A new statistical tool developed at University of Chicago makes it quicker and easier to find genetic variants underlying disease. The tool, described in a paper today in Nature Genetics, combines data from genome wide association studies (GWAS) and predictions of genetic expression to better identify disease-causal variants. Causal-transcriptome-wide association studies (cTWAS) uses a Bayesian multiple regression model and can account for multiple genes and variants at once.
GWAS is often used to associate genes with human traits, including common diseases. But most human diseases are not caused by a single genetic variation, but rather are the result of a complex interaction of multiple genes, environmental factors, and other variables. GWAS, however, only identifies association, not causality. In a typical genomic region many variants are highly correlated with each other, due to linkage disequilibrium.

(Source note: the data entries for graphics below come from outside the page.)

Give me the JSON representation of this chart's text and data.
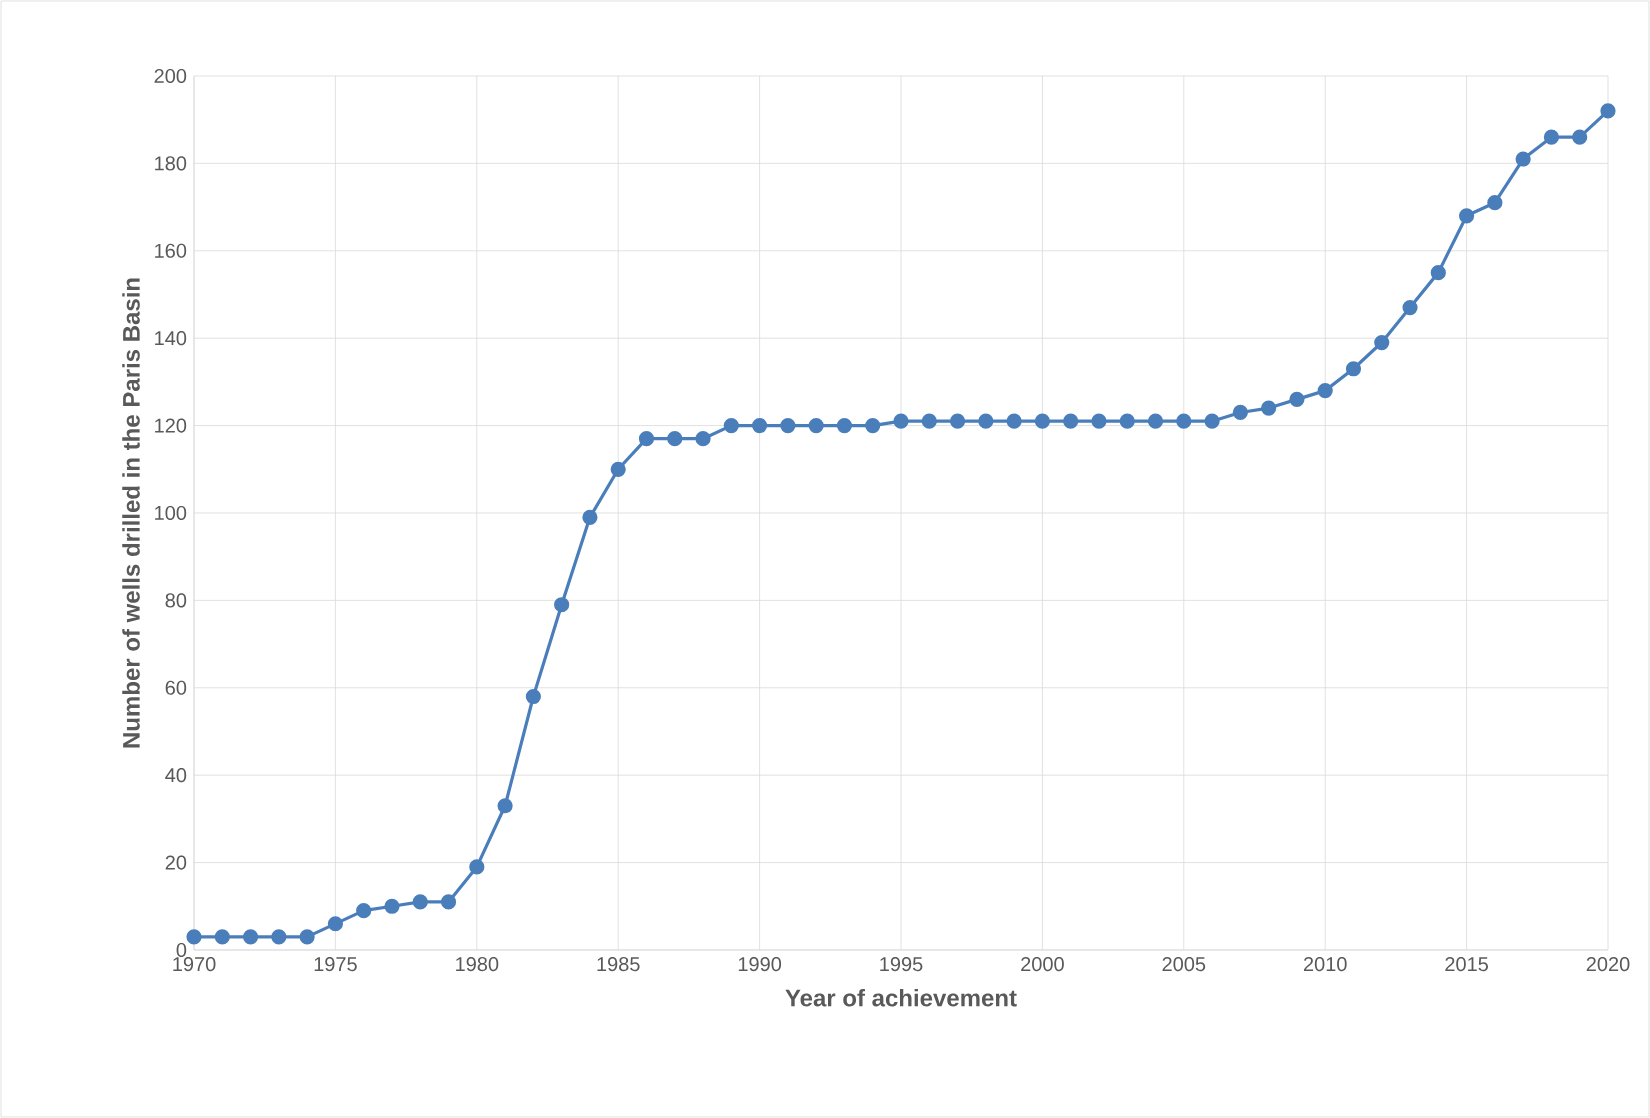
{
  "chart_data": {
    "type": "line",
    "xlabel": "Year of achievement",
    "ylabel": "Number of wells drilled in the Paris Basin",
    "x": [
      1970,
      1971,
      1972,
      1973,
      1974,
      1975,
      1976,
      1977,
      1978,
      1979,
      1980,
      1981,
      1982,
      1983,
      1984,
      1985,
      1986,
      1987,
      1988,
      1989,
      1990,
      1991,
      1992,
      1993,
      1994,
      1995,
      1996,
      1997,
      1998,
      1999,
      2000,
      2001,
      2002,
      2003,
      2004,
      2005,
      2006,
      2007,
      2008,
      2009,
      2010,
      2011,
      2012,
      2013,
      2014,
      2015,
      2016,
      2017,
      2018,
      2019,
      2020
    ],
    "series": [
      {
        "color": "#4a7ebb",
        "values": [
          3,
          3,
          3,
          3,
          3,
          6,
          9,
          10,
          11,
          11,
          19,
          33,
          58,
          79,
          99,
          110,
          117,
          117,
          117,
          120,
          120,
          120,
          120,
          120,
          120,
          121,
          121,
          121,
          121,
          121,
          121,
          121,
          121,
          121,
          121,
          121,
          121,
          123,
          124,
          126,
          128,
          133,
          139,
          147,
          155,
          168,
          171,
          181,
          186,
          186,
          192
        ]
      }
    ],
    "xlim": [
      1970,
      2020
    ],
    "xticks": [
      1970,
      1975,
      1980,
      1985,
      1990,
      1995,
      2000,
      2005,
      2010,
      2015,
      2020
    ],
    "ylim": [
      0,
      200
    ],
    "yticks": [
      0,
      20,
      40,
      60,
      80,
      100,
      120,
      140,
      160,
      180,
      200
    ],
    "grid": true,
    "marker": "circle",
    "line_style": "solid"
  }
}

“You may have many genetic variants in a block that are all correlated with disease risk, but you don’t know which one is actually the causal variant,” said Xin He, PhD, associate professor of Human Genetics, and senior author of the new study.
“That’s the fundamental challenge of GWAS, that is, how we go from association to causality,” he added.

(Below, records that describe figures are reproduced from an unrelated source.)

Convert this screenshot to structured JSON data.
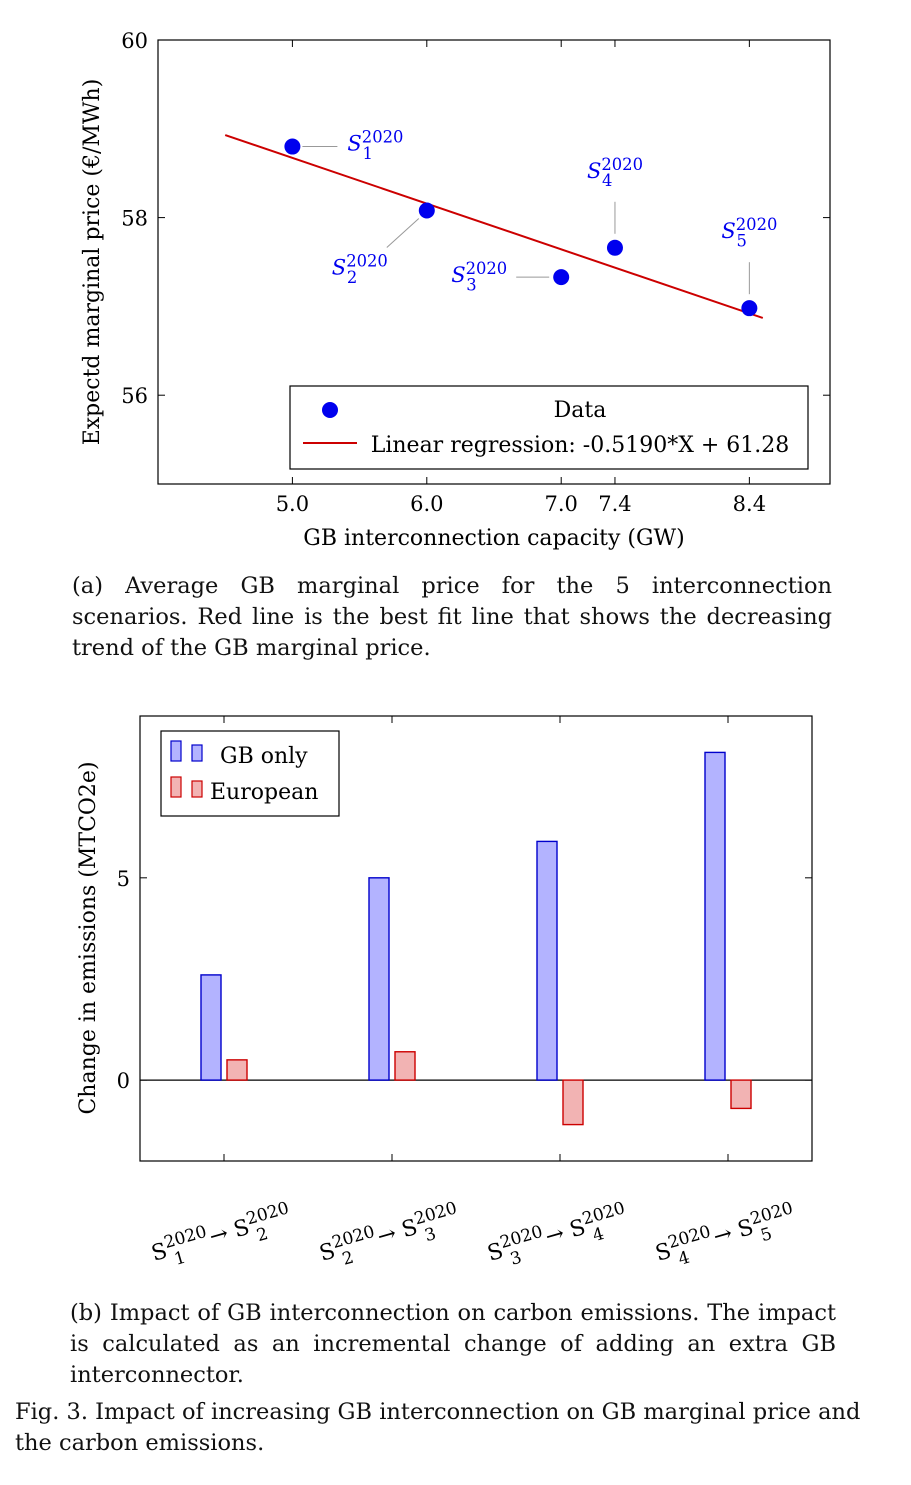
{
  "chart_data": [
    {
      "type": "scatter",
      "xlabel": "GB interconnection capacity (GW)",
      "ylabel": "Expectd marginal price (€/MWh)",
      "xlim": [
        4.0,
        9.0
      ],
      "ylim": [
        55.0,
        60.0
      ],
      "xticks": [
        "5.0",
        "6.0",
        "7.0",
        "7.4",
        "8.4"
      ],
      "yticks": [
        "56",
        "58",
        "60"
      ],
      "legend_position": "bottom-right",
      "series": [
        {
          "name": "Data",
          "color": "#0000ee",
          "points": [
            {
              "x": 5.0,
              "y": 58.8,
              "label_base": "S",
              "label_sub": "1",
              "label_sup": "2020"
            },
            {
              "x": 6.0,
              "y": 58.08,
              "label_base": "S",
              "label_sub": "2",
              "label_sup": "2020"
            },
            {
              "x": 7.0,
              "y": 57.33,
              "label_base": "S",
              "label_sub": "3",
              "label_sup": "2020"
            },
            {
              "x": 7.4,
              "y": 57.66,
              "label_base": "S",
              "label_sub": "4",
              "label_sup": "2020"
            },
            {
              "x": 8.4,
              "y": 56.98,
              "label_base": "S",
              "label_sub": "5",
              "label_sup": "2020"
            }
          ]
        },
        {
          "name": "Linear regression: -0.5190*X + 61.28",
          "color": "#cc0000",
          "line": {
            "x": [
              4.5,
              8.5
            ],
            "y": [
              58.93,
              56.87
            ]
          }
        }
      ]
    },
    {
      "type": "bar",
      "ylabel": "Change in emissions (MTCO2e)",
      "ylim": [
        -2.0,
        9.0
      ],
      "yticks": [
        "0",
        "5"
      ],
      "legend_position": "top-left",
      "categories": [
        {
          "from_sub": "1",
          "to_sub": "2",
          "sup": "2020",
          "base": "S",
          "arrow": "→"
        },
        {
          "from_sub": "2",
          "to_sub": "3",
          "sup": "2020",
          "base": "S",
          "arrow": "→"
        },
        {
          "from_sub": "3",
          "to_sub": "4",
          "sup": "2020",
          "base": "S",
          "arrow": "→"
        },
        {
          "from_sub": "4",
          "to_sub": "5",
          "sup": "2020",
          "base": "S",
          "arrow": "→"
        }
      ],
      "series": [
        {
          "name": "GB only",
          "values": [
            2.6,
            5.0,
            5.9,
            8.1
          ],
          "fill": "#b3b3ff",
          "stroke": "#0000cc"
        },
        {
          "name": "European",
          "values": [
            0.5,
            0.7,
            -1.1,
            -0.7
          ],
          "fill": "#f2b3b3",
          "stroke": "#cc0000"
        }
      ]
    }
  ],
  "captions": {
    "a": "(a) Average GB marginal price for the 5 interconnection scenarios. Red line is the best fit line that shows the decreasing trend of the GB marginal price.",
    "b": "(b) Impact of GB interconnection on carbon emissions. The impact is calculated as an incremental change of adding an extra GB interconnector.",
    "figure": "Fig. 3.  Impact of increasing GB interconnection on GB marginal price and the carbon emissions."
  }
}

Making the challenge even harder, most genetic variants are located in non-coding genomes, making their effects difficult to interpret. A common strategy to address this is using expression quantitative trait loci (eQTL)—genetic variants associated with gene expression. Many methods have been developed to nominate risk genes from GWAS using eQTL data, but, they all suffer from the fundamental problem of confounding by nearby associations.
In the new study, He and Matthew Stephens, PhD, professor of Human Genetics, developed cTWAS, which uses advanced statistical techniques to reduce false positive rates. Instead of focusing on just one gene at a time, the model accounts for multiple genes and variants. Using a Bayesian multiple regression model, it can weed out confounding genes and variants.
“If you look at one at a time, you’ll have false positives, but if you look at all the nearby genes and variants together, you are much more likely to find the causal gene,” He said.
The paper details genetics of LDL cholesterol levels. As one example, existing eQTL methods nominated a gene involved in DNA repair, but the new cTWAS approach pointed at a different variant in the target gene of statin, a common drug used to treat high cholesterol. In total, cTWAS identified 35 putative causal genes of LDL, more than half of which have not been previously reported. These results point to new biological pathways and potential treatment targets for LDL.
The cTWAS software is now available to download from He’s lab website. He hopes to continue working on it to extend its capabilities to incorporate other types of ‘omics data, such as splicing and epigenetics, as well as using eQTLs from multiple tissue types.
“The software will allow people to do analyses that connect genetic variations to phenotypes. That’s really the key challenge facing the entire field,” He said. “We now have a much better tool to make those connections.”